Definition

Suppose we want to know the probability of getting a prime number if we pick from 1 to 100. Since there are 25 prime numbers from 1 to 100, then this probability is \(\frac{25}{100}\) or \(\frac{1}{4}\). Now, suppose we are given the information that the number we pick will always be odd. Because there are 24 odd prime numbers and 50 odd numbers, then the probability of picking a prime number, given that it is odd, is \(\frac{24}{50}\) or \(\frac{12}{25}\). The probability changed because of the new information! This is called conditioning.

We denote the conditional probability of \(A\), given that \(B\) occurred, by \(\mathbf{P}(A\vert B)\) and it is defined as

\[\mathbf{P}(A|B)=\dfrac{\mathbf{P}(A\cap B)}{\mathbf{P}(B)},\qquad\mathbf{P}(B)>0.\]

Example

We roll a 4-sided die twice. Let \(X\) be the outcome of the first roll and \(Y\) the outcome of the second roll. Moreover, let \(B\) be the event that the minimum of \(X\) and \(Y\) is 2, i.e., \(\min(X,Y)=2\). The event \(B\) is the shaded region in the figure below.

What is the probability that \(Y=1\) given that \(B\) occurred? Since \(\{Y=1\}\cap B=\varnothing\), then

\[\mathbf{P}(\{Y=1\}\,\lvert\,B)=\dfrac{\mathbf{P}(\{Y=1\}\cap B)}{\mathbf{P}(B)}=0.\]

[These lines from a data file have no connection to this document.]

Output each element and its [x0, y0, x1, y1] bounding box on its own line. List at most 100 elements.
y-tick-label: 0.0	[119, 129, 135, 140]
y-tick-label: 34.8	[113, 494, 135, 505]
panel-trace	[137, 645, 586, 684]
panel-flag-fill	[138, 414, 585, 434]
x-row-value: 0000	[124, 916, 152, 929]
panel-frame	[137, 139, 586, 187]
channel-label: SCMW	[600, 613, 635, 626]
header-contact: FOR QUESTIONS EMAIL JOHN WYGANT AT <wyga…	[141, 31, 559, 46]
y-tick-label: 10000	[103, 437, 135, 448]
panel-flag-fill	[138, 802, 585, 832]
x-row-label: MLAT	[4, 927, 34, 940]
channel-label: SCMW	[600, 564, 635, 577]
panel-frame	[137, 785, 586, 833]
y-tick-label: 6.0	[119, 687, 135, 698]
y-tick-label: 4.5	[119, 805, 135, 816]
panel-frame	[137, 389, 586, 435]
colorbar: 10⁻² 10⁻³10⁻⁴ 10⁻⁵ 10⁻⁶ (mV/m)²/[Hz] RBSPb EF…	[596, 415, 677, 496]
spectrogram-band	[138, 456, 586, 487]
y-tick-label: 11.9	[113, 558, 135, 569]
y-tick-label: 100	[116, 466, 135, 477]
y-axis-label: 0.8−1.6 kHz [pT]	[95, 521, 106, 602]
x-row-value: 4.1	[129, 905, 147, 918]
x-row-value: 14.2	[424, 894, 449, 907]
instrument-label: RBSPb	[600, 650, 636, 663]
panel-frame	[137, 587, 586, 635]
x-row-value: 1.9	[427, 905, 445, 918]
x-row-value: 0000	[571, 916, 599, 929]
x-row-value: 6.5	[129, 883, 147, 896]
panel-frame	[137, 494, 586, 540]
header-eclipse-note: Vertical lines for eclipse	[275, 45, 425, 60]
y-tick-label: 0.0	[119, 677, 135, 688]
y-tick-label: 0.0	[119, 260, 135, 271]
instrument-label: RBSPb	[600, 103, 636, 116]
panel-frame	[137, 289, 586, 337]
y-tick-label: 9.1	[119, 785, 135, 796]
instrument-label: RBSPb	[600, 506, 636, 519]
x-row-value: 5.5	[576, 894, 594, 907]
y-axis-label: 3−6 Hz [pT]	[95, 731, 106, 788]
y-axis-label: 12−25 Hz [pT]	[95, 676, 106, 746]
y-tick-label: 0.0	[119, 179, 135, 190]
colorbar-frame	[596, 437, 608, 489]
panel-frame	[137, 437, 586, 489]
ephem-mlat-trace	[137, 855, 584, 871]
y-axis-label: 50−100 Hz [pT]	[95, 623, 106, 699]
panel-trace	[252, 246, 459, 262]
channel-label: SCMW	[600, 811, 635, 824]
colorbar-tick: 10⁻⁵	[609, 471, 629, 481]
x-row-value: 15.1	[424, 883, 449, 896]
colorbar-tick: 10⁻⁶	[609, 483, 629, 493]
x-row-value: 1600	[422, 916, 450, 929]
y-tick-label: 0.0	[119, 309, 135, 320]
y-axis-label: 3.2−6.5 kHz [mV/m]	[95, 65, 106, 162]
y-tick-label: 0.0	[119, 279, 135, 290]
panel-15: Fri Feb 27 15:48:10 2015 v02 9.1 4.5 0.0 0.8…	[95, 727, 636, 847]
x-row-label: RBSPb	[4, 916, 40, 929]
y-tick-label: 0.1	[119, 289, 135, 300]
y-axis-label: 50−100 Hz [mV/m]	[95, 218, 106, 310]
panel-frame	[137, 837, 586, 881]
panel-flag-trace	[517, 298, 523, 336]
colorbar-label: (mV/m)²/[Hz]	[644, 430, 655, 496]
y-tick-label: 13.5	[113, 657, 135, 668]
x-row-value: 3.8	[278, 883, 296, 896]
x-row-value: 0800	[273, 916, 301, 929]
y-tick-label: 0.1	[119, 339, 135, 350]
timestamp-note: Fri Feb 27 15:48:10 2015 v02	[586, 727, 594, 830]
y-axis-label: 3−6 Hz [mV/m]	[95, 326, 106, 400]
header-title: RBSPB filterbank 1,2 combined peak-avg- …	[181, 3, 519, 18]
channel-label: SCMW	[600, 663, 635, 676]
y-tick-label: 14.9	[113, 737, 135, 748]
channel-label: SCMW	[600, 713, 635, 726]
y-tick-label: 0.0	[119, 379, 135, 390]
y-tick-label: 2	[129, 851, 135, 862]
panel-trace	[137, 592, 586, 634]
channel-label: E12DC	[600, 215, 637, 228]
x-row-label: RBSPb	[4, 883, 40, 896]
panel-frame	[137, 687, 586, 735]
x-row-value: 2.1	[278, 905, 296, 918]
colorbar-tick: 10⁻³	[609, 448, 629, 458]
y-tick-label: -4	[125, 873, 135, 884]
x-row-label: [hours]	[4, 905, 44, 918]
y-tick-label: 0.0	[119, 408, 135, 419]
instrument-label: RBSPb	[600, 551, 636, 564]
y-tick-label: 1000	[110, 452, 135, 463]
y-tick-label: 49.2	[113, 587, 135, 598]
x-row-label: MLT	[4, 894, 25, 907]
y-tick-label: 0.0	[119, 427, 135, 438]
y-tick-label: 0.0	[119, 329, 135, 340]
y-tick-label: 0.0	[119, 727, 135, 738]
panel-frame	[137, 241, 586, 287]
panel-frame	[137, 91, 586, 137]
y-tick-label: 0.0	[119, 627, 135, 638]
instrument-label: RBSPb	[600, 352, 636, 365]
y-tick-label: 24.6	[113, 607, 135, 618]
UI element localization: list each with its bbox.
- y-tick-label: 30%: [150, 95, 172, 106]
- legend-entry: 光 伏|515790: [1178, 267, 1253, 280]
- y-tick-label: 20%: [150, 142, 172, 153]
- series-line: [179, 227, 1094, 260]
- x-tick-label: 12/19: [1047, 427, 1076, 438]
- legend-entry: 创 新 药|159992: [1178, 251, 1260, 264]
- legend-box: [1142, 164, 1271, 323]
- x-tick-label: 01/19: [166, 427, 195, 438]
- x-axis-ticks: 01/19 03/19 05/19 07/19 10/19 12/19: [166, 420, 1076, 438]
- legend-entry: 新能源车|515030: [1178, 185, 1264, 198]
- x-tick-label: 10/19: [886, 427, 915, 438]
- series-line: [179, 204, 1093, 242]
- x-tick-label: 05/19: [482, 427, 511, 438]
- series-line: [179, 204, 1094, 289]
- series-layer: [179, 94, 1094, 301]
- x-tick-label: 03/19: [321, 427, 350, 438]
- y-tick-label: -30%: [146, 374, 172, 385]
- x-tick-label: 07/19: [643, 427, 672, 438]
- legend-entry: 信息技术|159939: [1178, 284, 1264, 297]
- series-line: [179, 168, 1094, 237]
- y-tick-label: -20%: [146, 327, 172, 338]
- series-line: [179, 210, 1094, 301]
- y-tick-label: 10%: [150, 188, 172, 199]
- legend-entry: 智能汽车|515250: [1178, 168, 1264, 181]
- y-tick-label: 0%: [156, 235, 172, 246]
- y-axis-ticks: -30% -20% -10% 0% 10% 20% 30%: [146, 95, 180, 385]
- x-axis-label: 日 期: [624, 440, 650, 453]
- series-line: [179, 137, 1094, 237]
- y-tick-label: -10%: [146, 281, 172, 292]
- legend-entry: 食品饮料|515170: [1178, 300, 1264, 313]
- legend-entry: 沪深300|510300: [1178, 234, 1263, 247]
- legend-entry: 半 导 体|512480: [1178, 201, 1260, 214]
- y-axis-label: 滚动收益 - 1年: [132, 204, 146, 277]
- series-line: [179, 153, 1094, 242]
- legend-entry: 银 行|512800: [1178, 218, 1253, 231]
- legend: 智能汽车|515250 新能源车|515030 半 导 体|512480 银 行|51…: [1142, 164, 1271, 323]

What is the probability that \(Y\) is even given that \(B\) occurred? We have

\[\mathbf{P}(\{Y=\text{even}\}\,\lvert\,B)=\dfrac{\mathbf{P}(\{Y=\text{even}\}\cap B)}{\mathbf{P}(B)}=\dfrac{\frac{4}{16}}{\frac{5}{16}}=\dfrac{4}{5}.\]

Properties

Conditional probabilities share the properties of ordinary probabilities:

  1. non-negativity: \(\mathbf{P}(A\lvert B)\geq0,\) assuming \(\mathbf{P}(B)>0\)

  2. normalization: \(\mathbf{P}(\Omega\lvert B)=1\)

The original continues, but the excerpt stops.